11 gennaio
Oggi, ma nel 1919, a Milano, al Teatro alla Scala, alle 21, l’onorevole Leonida Bissolati, esponente della corrente più a sinistra del Partito socialista riformista italiano ed ex ministro del governo presieduto da Paolo Boselli e poi da Vittorio Emanuele Orlando, veniva bruscamente interrotto e contestato durante il discorso pubblico per spiegare la propria posizione in merito alle nuove linee di frontiera concordate con la Società delle nazioni, facente riferimento al presidente statunitense Woodrow Wilson, e di argomentare i contrasti che lo abbiano portato alle dimissioni dall’esecutivo il 31 dicembre precedente.

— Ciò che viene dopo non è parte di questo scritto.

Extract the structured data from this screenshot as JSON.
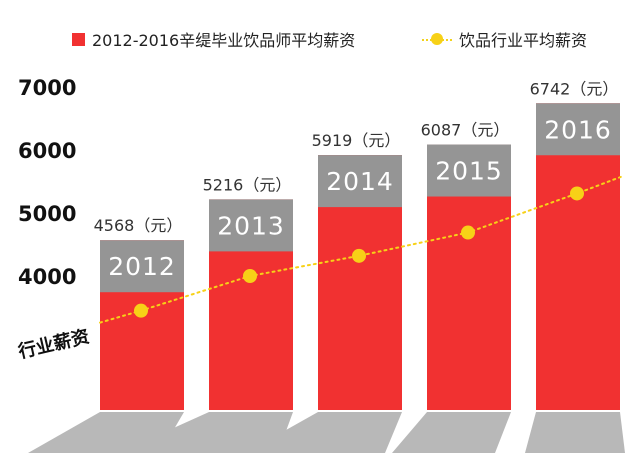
{
  "legend": {
    "series1": "2012-2016辛缇毕业饮品师平均薪资",
    "series2": "饮品行业平均薪资"
  },
  "colors": {
    "bar_red": "#f13131",
    "bar_cap_gray": "#959595",
    "industry_line": "#f7d117",
    "floor_gray": "#b8b8b8"
  },
  "chart_data": {
    "type": "bar",
    "categories": [
      "2012",
      "2013",
      "2014",
      "2015",
      "2016"
    ],
    "series": [
      {
        "name": "2012-2016辛缇毕业饮品师平均薪资",
        "values": [
          4568,
          5216,
          5919,
          6087,
          6742
        ],
        "value_labels": [
          "4568（元）",
          "5216（元）",
          "5919（元）",
          "6087（元）",
          "6742（元）"
        ]
      },
      {
        "name": "饮品行业平均薪资",
        "type": "line",
        "values": [
          3450,
          4000,
          4320,
          4690,
          5310
        ]
      }
    ],
    "yticks": [
      "7000",
      "6000",
      "5000",
      "4000"
    ],
    "ylim": [
      2000,
      7000
    ],
    "line_label": "行业薪资"
  }
}
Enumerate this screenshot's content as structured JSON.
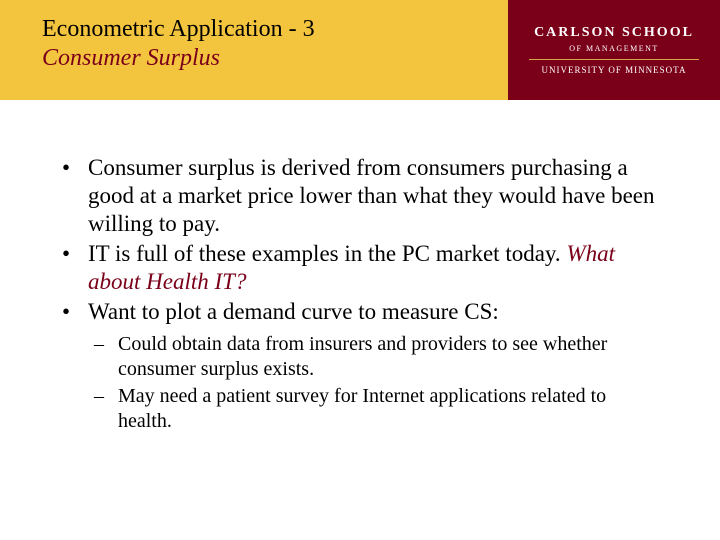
{
  "header": {
    "title_line1": "Econometric Application - 3",
    "title_line2": "Consumer Surplus",
    "logo_main": "CARLSON SCHOOL",
    "logo_sub1": "OF MANAGEMENT",
    "logo_sub2": "UNIVERSITY OF MINNESOTA"
  },
  "bullets": {
    "b1": "Consumer surplus is derived from consumers purchasing a good at a market price lower than what they would have been willing to pay.",
    "b2a": "IT is full of these examples in the PC market today. ",
    "b2b": "What about Health IT?",
    "b3": "Want to plot a demand curve to measure CS:",
    "s1": "Could obtain data from insurers and providers to see whether consumer surplus exists.",
    "s2": "May need a patient survey for Internet applications related to health."
  },
  "colors": {
    "maroon": "#7a0019",
    "gold": "#f3c53f",
    "gold_line": "#d4a84a",
    "text": "#000000",
    "bg": "#ffffff"
  }
}
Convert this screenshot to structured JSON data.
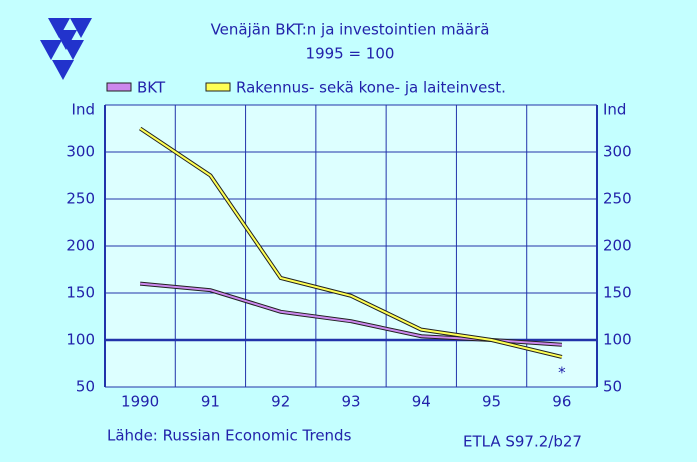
{
  "chart_data": {
    "type": "line",
    "title": "Venäjän BKT:n ja investointien määrä",
    "subtitle": "1995 = 100",
    "y_label": "Ind",
    "categories": [
      "1990",
      "91",
      "92",
      "93",
      "94",
      "95",
      "96"
    ],
    "series": [
      {
        "name": "BKT",
        "color": "#cc88ee",
        "values": [
          160,
          153,
          130,
          120,
          104,
          100,
          95
        ]
      },
      {
        "name": "Rakennus- sekä kone- ja laiteinvest.",
        "color": "#ffff55",
        "values": [
          325,
          275,
          166,
          147,
          111,
          100,
          82
        ]
      }
    ],
    "ylim": [
      50,
      350
    ],
    "yticks": [
      50,
      100,
      150,
      200,
      250,
      300
    ],
    "grid": true,
    "annotation": "*",
    "source": "Lähde: Russian Economic Trends",
    "code": "ETLA S97.2/b27"
  }
}
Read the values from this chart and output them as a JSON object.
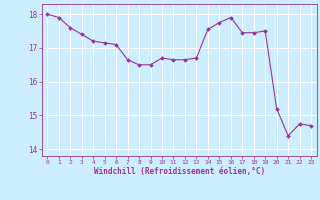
{
  "x": [
    0,
    1,
    2,
    3,
    4,
    5,
    6,
    7,
    8,
    9,
    10,
    11,
    12,
    13,
    14,
    15,
    16,
    17,
    18,
    19,
    20,
    21,
    22,
    23
  ],
  "y": [
    18.0,
    17.9,
    17.6,
    17.4,
    17.2,
    17.15,
    17.1,
    16.65,
    16.5,
    16.5,
    16.7,
    16.65,
    16.65,
    16.7,
    17.55,
    17.75,
    17.9,
    17.45,
    17.45,
    17.5,
    15.2,
    14.4,
    14.75,
    14.7
  ],
  "line_color": "#993399",
  "marker_color": "#993399",
  "bg_color": "#cceeff",
  "grid_color": "#ffffff",
  "xlabel": "Windchill (Refroidissement éolien,°C)",
  "xlabel_color": "#993399",
  "tick_color": "#993399",
  "ylim": [
    13.8,
    18.3
  ],
  "xlim": [
    -0.5,
    23.5
  ],
  "yticks": [
    14,
    15,
    16,
    17,
    18
  ],
  "xticks": [
    0,
    1,
    2,
    3,
    4,
    5,
    6,
    7,
    8,
    9,
    10,
    11,
    12,
    13,
    14,
    15,
    16,
    17,
    18,
    19,
    20,
    21,
    22,
    23
  ],
  "figsize": [
    3.2,
    2.0
  ],
  "dpi": 100
}
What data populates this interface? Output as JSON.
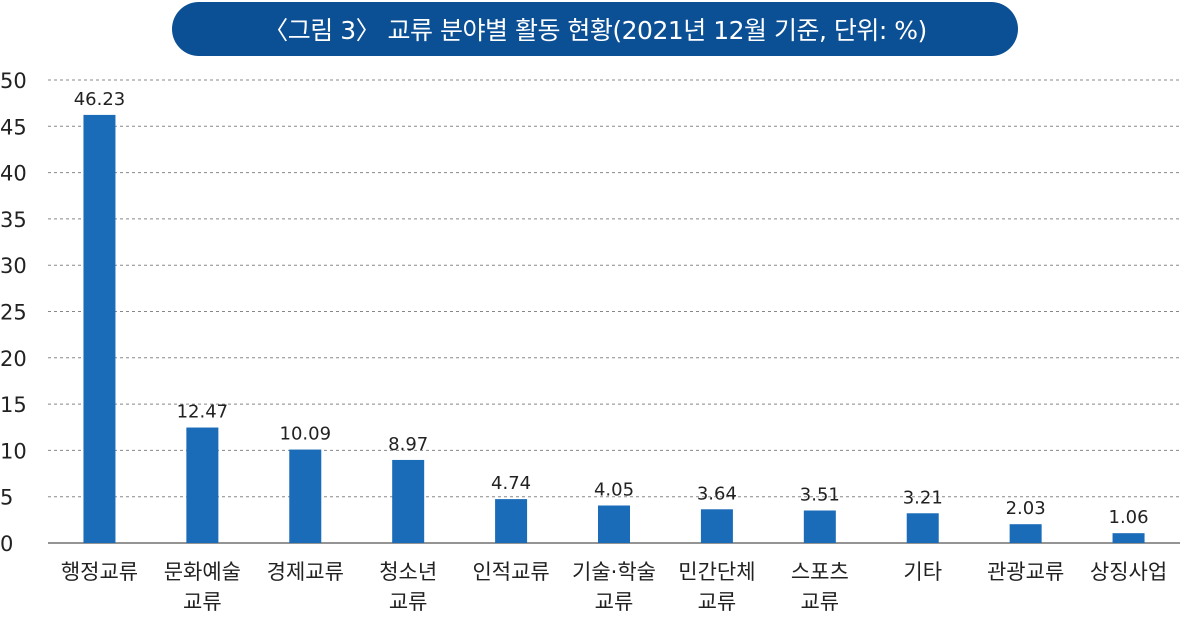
{
  "title": "〈그림 3〉 교류 분야별 활동 현황(2021년 12월 기준, 단위: %)",
  "colors": {
    "bar": "#1a6bb8",
    "title_bg": "#0b4f95",
    "grid": "#888888",
    "axis": "#555555"
  },
  "chart_data": {
    "type": "bar",
    "categories": [
      [
        "행정교류"
      ],
      [
        "문화예술",
        "교류"
      ],
      [
        "경제교류"
      ],
      [
        "청소년",
        "교류"
      ],
      [
        "인적교류"
      ],
      [
        "기술·학술",
        "교류"
      ],
      [
        "민간단체",
        "교류"
      ],
      [
        "스포츠",
        "교류"
      ],
      [
        "기타"
      ],
      [
        "관광교류"
      ],
      [
        "상징사업"
      ]
    ],
    "values": [
      46.23,
      12.47,
      10.09,
      8.97,
      4.74,
      4.05,
      3.64,
      3.51,
      3.21,
      2.03,
      1.06
    ],
    "value_labels": [
      "46.23",
      "12.47",
      "10.09",
      "8.97",
      "4.74",
      "4.05",
      "3.64",
      "3.51",
      "3.21",
      "2.03",
      "1.06"
    ],
    "yticks": [
      "0",
      "5",
      "10",
      "15",
      "20",
      "25",
      "30",
      "35",
      "40",
      "45",
      "50"
    ],
    "ylim": [
      0,
      50
    ],
    "grid": true,
    "xlabel": "",
    "ylabel": ""
  }
}
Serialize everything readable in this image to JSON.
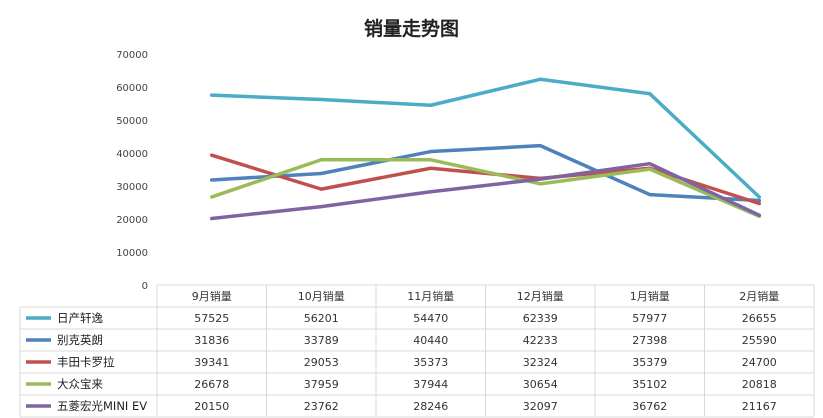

Il drappello, che riusciva ad introdursi nel tempio della musica lirica meneghino grazie a biglietti d’invito di fortuna, era guidato da fascisti, arditi e futuristi tra i quali spiccavano tre giornalisti con esperienze militari alle spalle, ovvero Filippo Tommaso Marinetti, Armando Mazza e Benito Mussolini, alla testa dei tre rispettivi gruppi. Gli agitatori scagliatisi contro il rappresentante dell’interventismo democratico agli albori del primo conflitto mondiale non venivano allontanati dai rappresentanti delle forze dell’ordine.
L’obiettivo dell’ex numero uno del dicastero dell’Assistenza militare e delle pensioni di guerra, in carica dall’1 novembre 1917, cremonese, avvocato, classe 1857, era quello di ribadire quanto già rilasciato nella dichiarazione a “The Morning Post”, giornale conservatore londinese, due giorni addietro, 9 gennaio: Fiume doveva spettare al Belpaese, ma la Dalmazia jugoslava e la frontiera settentrionale dell’Italia doveva essere tracciata sotto Bolzano, escludendo così il Tirolo.
Lo scopo dei facinorosi è quello di inneggiare a Zara, Spalato, Fiume, di ribadire che i trentini si vergognino di essere appellati quali tirolesi, ma soprattutto di creare scompiglio. Il parapiglia verrà riportato sull’edizione del quotidiano “L’Avanti”, organo del Psri, del giorno successivo, 12 gennaio, sostenendo: «Non ci è mai accaduto di trovare nell’ambiente più aristocratico della città e forse d’Italia, raccolto una folla di gente per bene o benpensante che fosse così sprovvista di educazione, di spirito, di tolleranza, di capacità ragionante, da non poter restare un momento in ascoltazione anche di un pensiero contrastato. Mai turpiloquio più ripugnante ha ferito i nostri puritani timpani».
Ma il giorno appresso sarà anche quello in cui si terrà il comizio rivolto ai lavoratori, promosso dalle organizzazioni col simbolo del garofano rosso, nella sala ricreativa della Casa del popolo di via Manfredo Fanti (nella foto, particolare, l’adunata, nello scatto proveniente dall'archivio iconografico della Società Umanitaria del capoluogo lombardo), e seguiranno tafferugli con feriti ed arresti.